The defense chief said the MECQ allowed the government to identify areas of concern, which would be the focus once the quarantine status is reverted to GCQ.
He said the government is in the second phase of the plan to combat COVID-19, which involves identifying specific areas like barangays or streets that might have to be placed on localized lockdown.
“Those that are not affected, they can already go out and do their jobs. That is our plan now,” he said.
Lorenzana, however, said the MECQ could be extended if the number of cases hits 10,000 to 12,000 per day.
“That means there is something wrong (with the way) the quarantine is being implemented, so we might have to extend the MECQ. But I am optimistic that it will continue to decrease as we near Aug.18, so we can go to GCQ by (Aug.) 19,” he said.
As it awaits the impact of the MECQ, Malacañang said extending the stricter quarantine in Metro Manila and nearby areas required a “delicate balancing” of health and the economy.
“The incubation period for COVID-19, according to health experts, is 14 days, so we just have to wait for that time to ascertain the health impact of the MECQ classification,” presidential spokesman Harry Roque said in a statement.
“On the suggestion to make the MECQ effective for one month, this is a decision that has to be made by the Inter-Agency Task Force on Emerging Infectious Diseases. It entails a delicate balancing of protecting and saving people’s health to protecting and saving the economic health of the nation,” he added.
Last week, experts from the University of the Philippines warned that the total number of cases in the country could reach 220,000 by the end of the month if quarantine measures in Metro Manila and nearby areas were not tightened.
They said the number of infections would be fewer by as much as 70,000 if MECQ would be implemented by at least a month.
Some Cabinet officials, however, argued against a prolonged MECQ because of its impact on the economy.
The Philippines is already in recession for the first time in 29 years as lockdown measures have forced many businesses to close shop.
The economy plunged by a record 16.5 percent in the second quarter, deeper than the 0.7 percent decline in the first three months.
Officials, however, are optimistic that the proposed stimulus package will enable the worst hit sectors to recover.
Submit test results
Meanwhile, the DOH warned testing laboratories that they could lose their licenses if they failed to submit daily and on time the linelists of the tests they have conducted.
“We are still challenged with the daily reports that we are getting. Until now, only 70-plus laboratories are complying with submission. Their reports are important because it is where we get the (data on) positive individuals,” Vergeire said.
There are 77 licensed laboratories for real-time-polymerase chain reaction tests and 24 laboratories for GeneXpert tests.
But the latest DOH report showed that the new cases were only from tests conducted by 74 laboratories.
Vergeire said they would issue a memorandum to remind laboratories that daily and timely submission of information is part of their licensing requirements.

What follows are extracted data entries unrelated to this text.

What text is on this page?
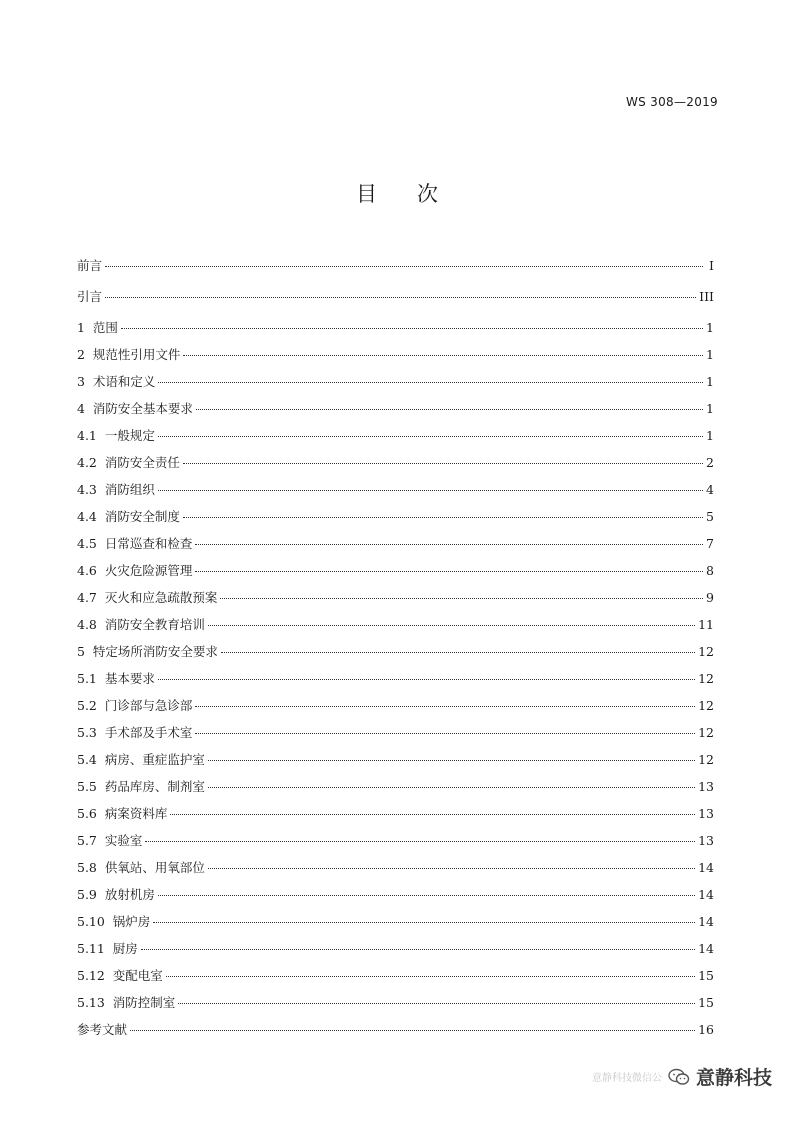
WS 308—2019
目次
前言	I
引言	III
1  范围	1
2  规范性引用文件	1
3  术语和定义	1
4  消防安全基本要求	1
4.1  一般规定	1
4.2  消防安全责任	2
4.3  消防组织	4
4.4  消防安全制度	5
4.5  日常巡查和检查	7
4.6  火灾危险源管理	8
4.7  灭火和应急疏散预案	9
4.8  消防安全教育培训	11
5  特定场所消防安全要求	12
5.1  基本要求	12
5.2  门诊部与急诊部	12
5.3  手术部及手术室	12
5.4  病房、重症监护室	12
5.5  药品库房、制剂室	13
5.6  病案资料库	13
5.7  实验室	13
5.8  供氧站、用氧部位	14
5.9  放射机房	14
5.10  锅炉房	14
5.11  厨房	14
5.12  变配电室	15
5.13  消防控制室	15
参考文献	16
意静科技微信公 意静科技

Aside from this, she said the testing facilities are also required to report to the DOH, as provided under the law on notifiable diseases.

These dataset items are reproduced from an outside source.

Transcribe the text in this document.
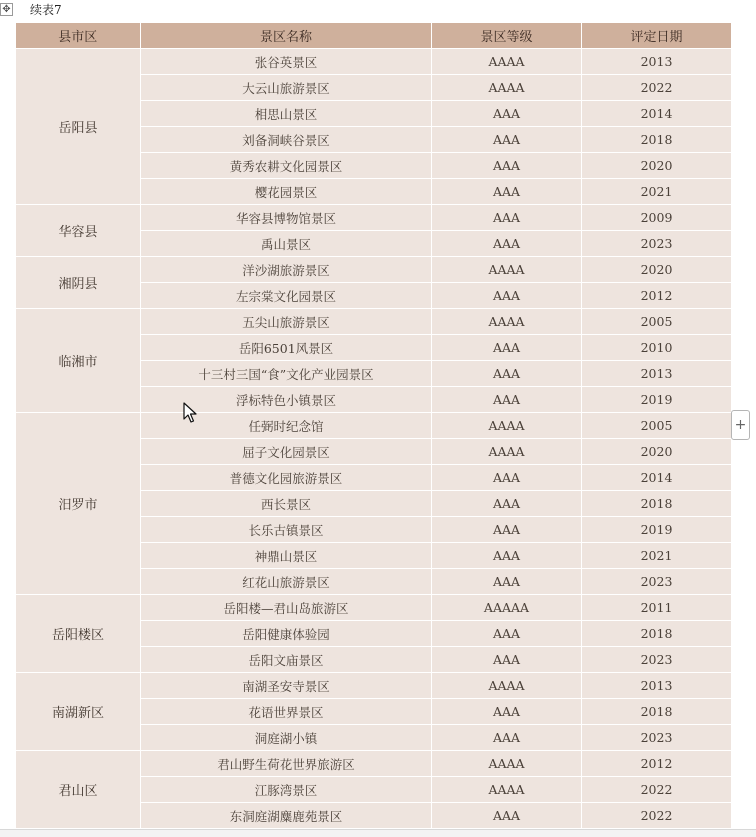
✥ 续表7
县市区	景区名称	景区等级	评定日期
岳阳县	张谷英景区	AAAA	2013
	大云山旅游景区	AAAA	2022
	相思山景区	AAA	2014
	刘备洞峡谷景区	AAA	2018
	黄秀农耕文化园景区	AAA	2020
	樱花园景区	AAA	2021
华容县	华容县博物馆景区	AAA	2009
	禹山景区	AAA	2023
湘阴县	洋沙湖旅游景区	AAAA	2020
	左宗棠文化园景区	AAA	2012
临湘市	五尖山旅游景区	AAAA	2005
	岳阳6501风景区	AAA	2010
	十三村三国“食”文化产业园景区	AAA	2013
	浮标特色小镇景区	AAA	2019
汨罗市	任弼时纪念馆	AAAA	2005
	屈子文化园景区	AAAA	2020
	普德文化园旅游景区	AAA	2014
	西长景区	AAA	2018
	长乐古镇景区	AAA	2019
	神鼎山景区	AAA	2021
	红花山旅游景区	AAA	2023
岳阳楼区	岳阳楼—君山岛旅游区	AAAAA	2011
	岳阳健康体验园	AAA	2018
	岳阳文庙景区	AAA	2023
南湖新区	南湖圣安寺景区	AAAA	2013
	花语世界景区	AAA	2018
	洞庭湖小镇	AAA	2023
君山区	君山野生荷花世界旅游区	AAAA	2012
	江豚湾景区	AAAA	2022
	东洞庭湖麋鹿苑景区	AAA	2022
+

“It is the obligation of reporting units, especially since this is an emergency. COVID-19 is a notifiable disease,” Vergeire said. “If they fail to submit (reports), there will be sanctions as indicated in different laws.”

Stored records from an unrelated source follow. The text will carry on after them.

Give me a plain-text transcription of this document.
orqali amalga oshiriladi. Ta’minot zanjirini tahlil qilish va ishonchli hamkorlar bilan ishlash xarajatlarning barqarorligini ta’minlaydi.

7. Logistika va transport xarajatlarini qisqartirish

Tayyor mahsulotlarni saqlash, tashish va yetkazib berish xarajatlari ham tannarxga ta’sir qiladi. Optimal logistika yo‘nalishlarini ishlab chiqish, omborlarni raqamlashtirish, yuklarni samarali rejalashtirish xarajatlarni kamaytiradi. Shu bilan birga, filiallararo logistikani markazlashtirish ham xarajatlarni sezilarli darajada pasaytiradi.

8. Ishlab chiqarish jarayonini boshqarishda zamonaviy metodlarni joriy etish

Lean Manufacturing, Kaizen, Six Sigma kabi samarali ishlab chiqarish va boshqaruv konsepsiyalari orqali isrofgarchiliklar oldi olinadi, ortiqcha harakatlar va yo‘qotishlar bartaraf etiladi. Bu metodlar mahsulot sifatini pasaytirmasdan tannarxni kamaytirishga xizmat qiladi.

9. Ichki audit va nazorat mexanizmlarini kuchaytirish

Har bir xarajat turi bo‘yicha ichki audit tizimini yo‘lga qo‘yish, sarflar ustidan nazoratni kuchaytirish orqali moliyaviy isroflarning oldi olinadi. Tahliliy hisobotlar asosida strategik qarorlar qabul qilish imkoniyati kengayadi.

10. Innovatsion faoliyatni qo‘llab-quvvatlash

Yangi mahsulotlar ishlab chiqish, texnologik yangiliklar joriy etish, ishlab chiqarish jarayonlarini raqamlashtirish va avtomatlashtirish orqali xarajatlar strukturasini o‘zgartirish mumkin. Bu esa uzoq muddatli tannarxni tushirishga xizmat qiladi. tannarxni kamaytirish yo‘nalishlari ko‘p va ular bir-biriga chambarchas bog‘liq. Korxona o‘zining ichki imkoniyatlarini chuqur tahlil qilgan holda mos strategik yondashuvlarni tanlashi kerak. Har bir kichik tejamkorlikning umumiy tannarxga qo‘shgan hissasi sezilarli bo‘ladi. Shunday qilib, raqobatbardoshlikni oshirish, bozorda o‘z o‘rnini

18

In a related development, the DOH official said it earmarked an initial P2.4 billion for the procurement of vaccines against COVID-19 in its proposed budget for 2021.
Vergeire said the amount would likely increase as the prices of the vaccines are not yet known.
Science Secretary Fortunato de la Peña previously said that the government had allocated P1.5 billion for the country’s participation in the Gavi COVID-19 Vaccines Global Access or COVAX facility, a global initiative “designed to guarantee rapid, fair and equitable access to COVID-19 vaccines worldwide.”